Sitting beside Andy Farrell during Ireland’s World Cup squad announcement press conference, the out-half had just been asked how much attention he had paid to the noise surrounding his disciplinary hearing – and subsequent three-game ban – for verbally abusing the match officials following Leinster’s Champions Cup defeat to La Rochelle.

He considered his words carefully before touching on the personal toll of a controversy that was, by his own admission, “obviously my own fault.”

“Yeah, I think when it affects your family, you obviously go, ‘Why are you upset?’ Sexton said. “This happened, this happened, this happened, this happened, this happened” – and still five weeks later this is still happening…

Of course, I’m not trying to play the victim. I made a mistake and I had to put up with what I had to put up with for seven weeks. You have to face up to your actions, and that’s what I did.”

The seven weeks seems to be the lasting sore point of the whole saga, with the incident taking place at Aviva Stadium on 20 May and a decision on Sexton’s ban not arriving until 16 July.

“I’ve never seen another process last eight weeks or seven weeks, whatever it was,” Sexton continued.

“So it was incredibly frustrating, not knowing what was going to happen.

jonathan-sexton-andy-farrell-and-michael-kearney Johnny Sexton, Andy Farrell and team manager Michael Kearney during yesterday's press conference. Dan Sheridan / INPHO Dan Sheridan / INPHO / INPHO

“I’m not sure why it took so long but that’s the way it was handled. It doesn’t really matter what I think; I got my suspension and I’ve had to just sit it out and that’s it.”

The 38-year-old also confirmed that he did seek any clarification around why the process was so drawn out.

“No, I was just trying to go along with what was happening and do the right thing at each stage. As I said previously, I made a mistake in that one moment.

That’s what I held my hand up for. I don’t go along with a lot of the other stuff that was thrown at me, but sometimes you’ve just got to take it on the chin.

“It’s over now, thankfully, and hopefully I’ll be in good shape come Romania in two weeks.”

With the ban now served, Sexton is fit and available for selection ahead of Ireland’s opening World Cup pool clash with Romania on 9 September.

It’s a fixture Ireland will be expected to win comfortably, but one in which Sexton will be grateful of the gametime – the Ireland captain hasn’t played any competitive rugby since injuring his groin in the Six Nations win against England in March.

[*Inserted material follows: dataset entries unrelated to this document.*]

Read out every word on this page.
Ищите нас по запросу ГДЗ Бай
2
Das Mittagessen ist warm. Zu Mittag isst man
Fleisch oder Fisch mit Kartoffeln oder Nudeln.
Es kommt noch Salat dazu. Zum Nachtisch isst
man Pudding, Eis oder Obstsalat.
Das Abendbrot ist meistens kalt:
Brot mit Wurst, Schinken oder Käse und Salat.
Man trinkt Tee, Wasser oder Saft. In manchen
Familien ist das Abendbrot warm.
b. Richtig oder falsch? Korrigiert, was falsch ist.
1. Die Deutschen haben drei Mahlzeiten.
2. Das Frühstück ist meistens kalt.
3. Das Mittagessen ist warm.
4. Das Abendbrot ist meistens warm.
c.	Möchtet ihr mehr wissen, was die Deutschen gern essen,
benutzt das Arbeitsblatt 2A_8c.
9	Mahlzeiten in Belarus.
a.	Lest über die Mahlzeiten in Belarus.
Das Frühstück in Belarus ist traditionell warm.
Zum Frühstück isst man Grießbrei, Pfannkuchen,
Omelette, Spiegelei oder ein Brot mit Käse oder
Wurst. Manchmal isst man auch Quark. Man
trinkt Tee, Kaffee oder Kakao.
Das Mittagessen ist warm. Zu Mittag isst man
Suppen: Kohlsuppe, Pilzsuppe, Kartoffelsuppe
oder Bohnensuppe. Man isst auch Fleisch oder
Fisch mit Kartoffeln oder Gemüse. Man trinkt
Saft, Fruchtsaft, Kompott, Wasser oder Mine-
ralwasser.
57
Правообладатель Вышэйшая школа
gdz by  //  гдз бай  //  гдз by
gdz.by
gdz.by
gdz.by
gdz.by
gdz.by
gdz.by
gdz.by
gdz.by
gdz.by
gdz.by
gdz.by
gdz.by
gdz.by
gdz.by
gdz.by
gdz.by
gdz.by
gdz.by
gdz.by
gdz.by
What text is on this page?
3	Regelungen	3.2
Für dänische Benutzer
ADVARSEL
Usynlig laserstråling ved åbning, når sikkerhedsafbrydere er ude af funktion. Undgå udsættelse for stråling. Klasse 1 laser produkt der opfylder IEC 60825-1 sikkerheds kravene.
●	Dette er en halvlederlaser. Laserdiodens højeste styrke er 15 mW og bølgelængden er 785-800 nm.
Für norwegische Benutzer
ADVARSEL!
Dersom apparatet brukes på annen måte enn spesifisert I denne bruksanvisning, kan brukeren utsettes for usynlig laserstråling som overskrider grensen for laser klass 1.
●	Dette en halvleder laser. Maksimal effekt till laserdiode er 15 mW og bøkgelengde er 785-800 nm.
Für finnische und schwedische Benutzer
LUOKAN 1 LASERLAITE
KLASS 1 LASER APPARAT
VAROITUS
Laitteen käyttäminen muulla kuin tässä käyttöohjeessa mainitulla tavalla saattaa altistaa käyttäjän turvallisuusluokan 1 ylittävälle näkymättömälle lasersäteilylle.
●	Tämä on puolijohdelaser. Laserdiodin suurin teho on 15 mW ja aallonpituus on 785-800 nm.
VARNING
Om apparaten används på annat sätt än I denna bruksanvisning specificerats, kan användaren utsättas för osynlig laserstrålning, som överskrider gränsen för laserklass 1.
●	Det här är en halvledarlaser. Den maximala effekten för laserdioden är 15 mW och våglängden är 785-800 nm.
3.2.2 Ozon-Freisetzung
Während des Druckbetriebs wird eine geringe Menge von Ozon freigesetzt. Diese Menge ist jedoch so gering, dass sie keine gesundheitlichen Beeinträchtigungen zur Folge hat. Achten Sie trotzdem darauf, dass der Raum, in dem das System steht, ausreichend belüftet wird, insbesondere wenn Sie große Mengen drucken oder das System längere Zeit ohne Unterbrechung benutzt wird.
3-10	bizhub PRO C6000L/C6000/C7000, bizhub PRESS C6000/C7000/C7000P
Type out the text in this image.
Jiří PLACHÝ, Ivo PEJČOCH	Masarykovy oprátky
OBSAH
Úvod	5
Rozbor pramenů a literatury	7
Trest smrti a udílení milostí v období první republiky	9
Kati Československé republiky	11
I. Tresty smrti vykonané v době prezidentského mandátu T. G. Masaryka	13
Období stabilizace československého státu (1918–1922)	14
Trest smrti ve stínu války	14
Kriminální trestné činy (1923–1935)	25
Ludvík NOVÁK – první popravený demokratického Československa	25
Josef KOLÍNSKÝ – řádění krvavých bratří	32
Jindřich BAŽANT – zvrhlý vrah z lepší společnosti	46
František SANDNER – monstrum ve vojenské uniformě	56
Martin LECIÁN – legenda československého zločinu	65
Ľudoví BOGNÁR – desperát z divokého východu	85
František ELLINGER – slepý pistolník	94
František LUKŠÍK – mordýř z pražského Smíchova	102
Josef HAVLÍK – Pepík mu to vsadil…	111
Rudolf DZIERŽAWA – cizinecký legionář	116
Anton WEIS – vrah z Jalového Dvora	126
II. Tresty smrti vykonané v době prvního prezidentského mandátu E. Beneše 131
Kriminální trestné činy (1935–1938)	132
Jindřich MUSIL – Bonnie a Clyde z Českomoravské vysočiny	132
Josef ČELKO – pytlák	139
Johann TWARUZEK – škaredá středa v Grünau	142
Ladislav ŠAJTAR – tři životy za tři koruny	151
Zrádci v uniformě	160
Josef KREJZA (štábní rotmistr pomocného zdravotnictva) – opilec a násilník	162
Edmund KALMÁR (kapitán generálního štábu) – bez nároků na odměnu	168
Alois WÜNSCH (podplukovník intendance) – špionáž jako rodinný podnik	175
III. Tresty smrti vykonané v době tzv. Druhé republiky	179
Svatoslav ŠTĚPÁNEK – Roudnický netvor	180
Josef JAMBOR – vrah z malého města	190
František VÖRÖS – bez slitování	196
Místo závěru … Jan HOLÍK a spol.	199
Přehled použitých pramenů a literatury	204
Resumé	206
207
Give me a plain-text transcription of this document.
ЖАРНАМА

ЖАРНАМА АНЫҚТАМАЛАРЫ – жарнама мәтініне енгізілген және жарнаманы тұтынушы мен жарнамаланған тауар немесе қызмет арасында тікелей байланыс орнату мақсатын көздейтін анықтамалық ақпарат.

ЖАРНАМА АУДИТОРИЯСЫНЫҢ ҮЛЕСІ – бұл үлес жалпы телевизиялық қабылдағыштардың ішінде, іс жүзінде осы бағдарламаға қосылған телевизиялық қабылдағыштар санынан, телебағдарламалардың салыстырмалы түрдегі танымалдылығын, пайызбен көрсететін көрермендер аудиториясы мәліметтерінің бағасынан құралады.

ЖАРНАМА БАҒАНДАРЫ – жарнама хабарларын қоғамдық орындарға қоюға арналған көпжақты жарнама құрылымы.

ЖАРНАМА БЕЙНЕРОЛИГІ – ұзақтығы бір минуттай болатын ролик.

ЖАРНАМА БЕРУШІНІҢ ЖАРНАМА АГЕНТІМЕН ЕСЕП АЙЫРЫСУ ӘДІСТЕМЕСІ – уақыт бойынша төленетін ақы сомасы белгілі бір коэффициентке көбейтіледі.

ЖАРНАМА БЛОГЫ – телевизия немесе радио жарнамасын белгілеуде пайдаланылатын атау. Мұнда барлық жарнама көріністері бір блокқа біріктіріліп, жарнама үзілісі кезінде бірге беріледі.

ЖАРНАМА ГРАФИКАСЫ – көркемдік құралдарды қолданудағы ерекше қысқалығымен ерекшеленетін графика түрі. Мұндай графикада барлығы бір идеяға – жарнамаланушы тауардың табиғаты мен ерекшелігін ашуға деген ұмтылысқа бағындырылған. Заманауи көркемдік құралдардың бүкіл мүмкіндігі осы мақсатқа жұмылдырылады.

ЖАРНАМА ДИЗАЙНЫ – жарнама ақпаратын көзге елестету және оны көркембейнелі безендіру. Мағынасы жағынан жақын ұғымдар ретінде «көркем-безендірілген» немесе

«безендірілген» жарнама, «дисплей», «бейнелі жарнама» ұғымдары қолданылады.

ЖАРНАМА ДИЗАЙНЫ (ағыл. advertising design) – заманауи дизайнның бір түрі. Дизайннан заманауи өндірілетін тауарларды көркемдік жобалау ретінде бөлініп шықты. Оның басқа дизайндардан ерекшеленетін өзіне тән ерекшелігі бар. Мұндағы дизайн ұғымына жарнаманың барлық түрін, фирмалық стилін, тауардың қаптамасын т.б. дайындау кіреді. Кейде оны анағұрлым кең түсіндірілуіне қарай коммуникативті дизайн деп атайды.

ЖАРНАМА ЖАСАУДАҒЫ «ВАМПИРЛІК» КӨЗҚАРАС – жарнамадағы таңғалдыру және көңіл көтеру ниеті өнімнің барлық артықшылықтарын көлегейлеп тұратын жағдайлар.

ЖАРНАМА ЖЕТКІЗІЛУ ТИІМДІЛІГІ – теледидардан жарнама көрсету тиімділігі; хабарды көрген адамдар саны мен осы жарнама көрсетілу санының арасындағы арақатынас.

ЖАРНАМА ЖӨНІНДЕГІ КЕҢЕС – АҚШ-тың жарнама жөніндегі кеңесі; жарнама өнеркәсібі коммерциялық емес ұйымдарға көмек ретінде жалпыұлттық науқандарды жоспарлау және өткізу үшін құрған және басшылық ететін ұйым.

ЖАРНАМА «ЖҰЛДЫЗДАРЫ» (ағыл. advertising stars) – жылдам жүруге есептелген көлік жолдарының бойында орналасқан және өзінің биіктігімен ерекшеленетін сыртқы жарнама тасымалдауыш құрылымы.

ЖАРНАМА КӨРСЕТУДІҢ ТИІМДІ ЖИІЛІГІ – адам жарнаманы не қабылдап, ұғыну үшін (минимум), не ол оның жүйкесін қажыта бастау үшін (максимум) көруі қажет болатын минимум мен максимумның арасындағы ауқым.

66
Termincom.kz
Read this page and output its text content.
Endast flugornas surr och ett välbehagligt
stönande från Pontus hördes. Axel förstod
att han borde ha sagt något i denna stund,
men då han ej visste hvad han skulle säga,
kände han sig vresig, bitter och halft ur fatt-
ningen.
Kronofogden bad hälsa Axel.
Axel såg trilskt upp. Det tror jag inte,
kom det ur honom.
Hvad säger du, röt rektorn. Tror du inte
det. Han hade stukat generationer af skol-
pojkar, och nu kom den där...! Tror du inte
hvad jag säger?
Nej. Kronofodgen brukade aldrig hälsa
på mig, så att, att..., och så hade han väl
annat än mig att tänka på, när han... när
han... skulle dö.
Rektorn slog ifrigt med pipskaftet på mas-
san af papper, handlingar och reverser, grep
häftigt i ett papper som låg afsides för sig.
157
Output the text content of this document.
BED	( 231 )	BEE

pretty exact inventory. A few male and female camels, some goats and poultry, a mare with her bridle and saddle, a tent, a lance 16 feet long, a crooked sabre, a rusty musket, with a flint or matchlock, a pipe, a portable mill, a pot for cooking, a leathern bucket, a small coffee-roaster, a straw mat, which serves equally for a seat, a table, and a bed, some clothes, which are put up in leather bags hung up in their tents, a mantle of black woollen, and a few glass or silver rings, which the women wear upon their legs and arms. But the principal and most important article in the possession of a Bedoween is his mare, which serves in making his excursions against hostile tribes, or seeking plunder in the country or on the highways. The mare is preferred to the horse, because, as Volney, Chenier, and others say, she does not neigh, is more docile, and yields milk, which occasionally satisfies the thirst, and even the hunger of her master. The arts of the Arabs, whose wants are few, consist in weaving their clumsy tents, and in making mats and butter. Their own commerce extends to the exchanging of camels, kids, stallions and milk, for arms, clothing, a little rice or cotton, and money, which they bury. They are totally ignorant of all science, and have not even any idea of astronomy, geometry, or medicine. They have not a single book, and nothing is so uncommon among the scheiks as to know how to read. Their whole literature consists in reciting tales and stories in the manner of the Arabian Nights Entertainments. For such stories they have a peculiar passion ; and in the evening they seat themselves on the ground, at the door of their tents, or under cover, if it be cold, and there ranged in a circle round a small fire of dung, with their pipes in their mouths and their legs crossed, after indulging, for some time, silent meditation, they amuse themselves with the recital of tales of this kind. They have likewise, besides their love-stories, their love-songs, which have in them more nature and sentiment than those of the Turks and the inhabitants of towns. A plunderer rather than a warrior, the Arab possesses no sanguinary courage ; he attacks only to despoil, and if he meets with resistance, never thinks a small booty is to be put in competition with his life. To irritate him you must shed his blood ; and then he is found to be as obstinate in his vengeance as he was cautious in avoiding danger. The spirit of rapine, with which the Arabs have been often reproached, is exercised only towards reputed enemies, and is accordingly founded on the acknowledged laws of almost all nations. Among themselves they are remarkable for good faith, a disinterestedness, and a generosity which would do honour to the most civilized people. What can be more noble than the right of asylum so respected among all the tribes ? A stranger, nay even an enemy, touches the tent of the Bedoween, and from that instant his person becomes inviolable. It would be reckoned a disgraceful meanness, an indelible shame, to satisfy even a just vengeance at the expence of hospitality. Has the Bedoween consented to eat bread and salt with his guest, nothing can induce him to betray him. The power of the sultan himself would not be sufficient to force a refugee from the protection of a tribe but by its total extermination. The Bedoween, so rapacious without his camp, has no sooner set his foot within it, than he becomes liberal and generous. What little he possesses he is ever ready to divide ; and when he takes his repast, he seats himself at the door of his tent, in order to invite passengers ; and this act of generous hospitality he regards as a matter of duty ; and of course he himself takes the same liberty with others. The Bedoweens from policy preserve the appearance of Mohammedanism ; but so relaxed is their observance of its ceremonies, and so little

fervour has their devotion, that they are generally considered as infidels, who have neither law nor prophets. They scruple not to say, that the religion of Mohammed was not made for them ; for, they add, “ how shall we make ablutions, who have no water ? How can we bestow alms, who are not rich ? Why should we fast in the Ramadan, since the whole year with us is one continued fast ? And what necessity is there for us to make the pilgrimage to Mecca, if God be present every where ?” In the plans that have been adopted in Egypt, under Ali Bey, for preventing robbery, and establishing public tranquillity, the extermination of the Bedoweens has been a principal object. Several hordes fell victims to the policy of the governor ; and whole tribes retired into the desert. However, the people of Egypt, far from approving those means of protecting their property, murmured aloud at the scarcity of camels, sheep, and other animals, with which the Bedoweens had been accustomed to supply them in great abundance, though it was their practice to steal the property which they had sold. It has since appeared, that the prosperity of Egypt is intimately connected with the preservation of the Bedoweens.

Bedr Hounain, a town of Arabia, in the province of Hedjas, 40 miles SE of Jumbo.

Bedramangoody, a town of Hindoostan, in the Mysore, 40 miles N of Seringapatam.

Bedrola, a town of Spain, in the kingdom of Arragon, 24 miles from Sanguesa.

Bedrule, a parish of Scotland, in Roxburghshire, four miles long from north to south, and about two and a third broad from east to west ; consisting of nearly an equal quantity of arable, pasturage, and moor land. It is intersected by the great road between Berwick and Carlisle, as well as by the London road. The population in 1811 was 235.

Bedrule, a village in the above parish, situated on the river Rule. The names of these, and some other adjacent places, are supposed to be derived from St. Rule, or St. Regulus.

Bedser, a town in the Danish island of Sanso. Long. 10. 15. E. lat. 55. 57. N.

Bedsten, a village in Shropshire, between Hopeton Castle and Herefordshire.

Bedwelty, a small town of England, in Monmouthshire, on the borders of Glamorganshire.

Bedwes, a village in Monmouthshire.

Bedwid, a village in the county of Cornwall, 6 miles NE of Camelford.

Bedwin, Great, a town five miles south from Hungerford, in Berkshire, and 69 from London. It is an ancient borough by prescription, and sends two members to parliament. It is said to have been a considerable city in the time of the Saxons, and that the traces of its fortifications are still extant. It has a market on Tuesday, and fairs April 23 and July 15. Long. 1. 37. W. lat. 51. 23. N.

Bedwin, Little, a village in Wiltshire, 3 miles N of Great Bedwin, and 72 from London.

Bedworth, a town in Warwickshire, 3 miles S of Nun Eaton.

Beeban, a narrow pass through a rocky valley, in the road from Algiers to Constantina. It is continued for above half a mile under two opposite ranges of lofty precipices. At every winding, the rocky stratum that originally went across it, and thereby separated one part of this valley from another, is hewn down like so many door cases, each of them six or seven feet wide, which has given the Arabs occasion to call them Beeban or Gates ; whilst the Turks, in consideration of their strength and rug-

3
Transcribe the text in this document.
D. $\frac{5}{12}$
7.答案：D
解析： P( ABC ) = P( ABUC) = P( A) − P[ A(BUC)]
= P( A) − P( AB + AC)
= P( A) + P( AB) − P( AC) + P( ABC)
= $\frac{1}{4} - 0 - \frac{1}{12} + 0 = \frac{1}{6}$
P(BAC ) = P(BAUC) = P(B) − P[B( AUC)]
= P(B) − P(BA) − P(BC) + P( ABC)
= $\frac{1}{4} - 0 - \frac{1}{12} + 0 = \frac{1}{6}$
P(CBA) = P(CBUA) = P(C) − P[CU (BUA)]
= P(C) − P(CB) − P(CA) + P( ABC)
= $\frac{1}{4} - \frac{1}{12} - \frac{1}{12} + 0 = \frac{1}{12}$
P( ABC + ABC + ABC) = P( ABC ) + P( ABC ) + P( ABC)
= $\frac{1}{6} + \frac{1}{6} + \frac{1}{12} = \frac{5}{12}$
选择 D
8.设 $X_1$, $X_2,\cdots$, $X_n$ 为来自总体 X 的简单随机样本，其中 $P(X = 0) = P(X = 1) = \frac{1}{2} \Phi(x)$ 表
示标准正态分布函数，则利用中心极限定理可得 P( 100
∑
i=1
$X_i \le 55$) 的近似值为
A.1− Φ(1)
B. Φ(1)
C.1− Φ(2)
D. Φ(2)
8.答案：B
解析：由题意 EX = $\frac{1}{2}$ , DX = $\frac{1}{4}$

“For a kicker, to injure your adductors like I did is not ideal but thankfully the IRFU sent me to the best guy in the world.

“He did a great job, he mapped it out for me and he was literally, to the day, accurate in what he told me; when I could return to training, when I could kick a ball again. He just mapped it out, knew from his experience. It’s very impressive to see. Thankfully it’s been good over the last number of weeks and hopefully ready to go.”

Farrell will certainly hope his captain can quickly get up to speed, with Ireland playing Romania and Tonga in their first two pool games before taking on South Africa and Scotland.

On the back of an excellent year which has included a series win in New Zealand and Grand Slam success, Ireland head to France as the number one ranked team in the world and one of the early favourites to win the World Cup.

It would be a stunning way for Sexton to end his international career and the out-half outlined why he believes this group can create history in France.

“What we’ve done. What we’ve done over the last couple of years, how we’ve built from four years ago and got better along the way.

“I’ve been in groups before where you go to a World Cup and you say we’re here to win it but you don’t often have the achievements to back that up.

“(Whereas) we’ve got things like the grand slam, going to New Zealand and winning a series – stuff like that, stuff that when you go back over other teams that have won it, like England in 2003. They said they needed to win a Grand Slam, they needed to win in the southern hemisphere to win a world cup.

“So we’ve some evidence to give us a little bit of confidence but we also know that it’s the toughest group that we’ve ever had, the toughest quarter-final draw if we can manage to get through our group, so it’s all to do.”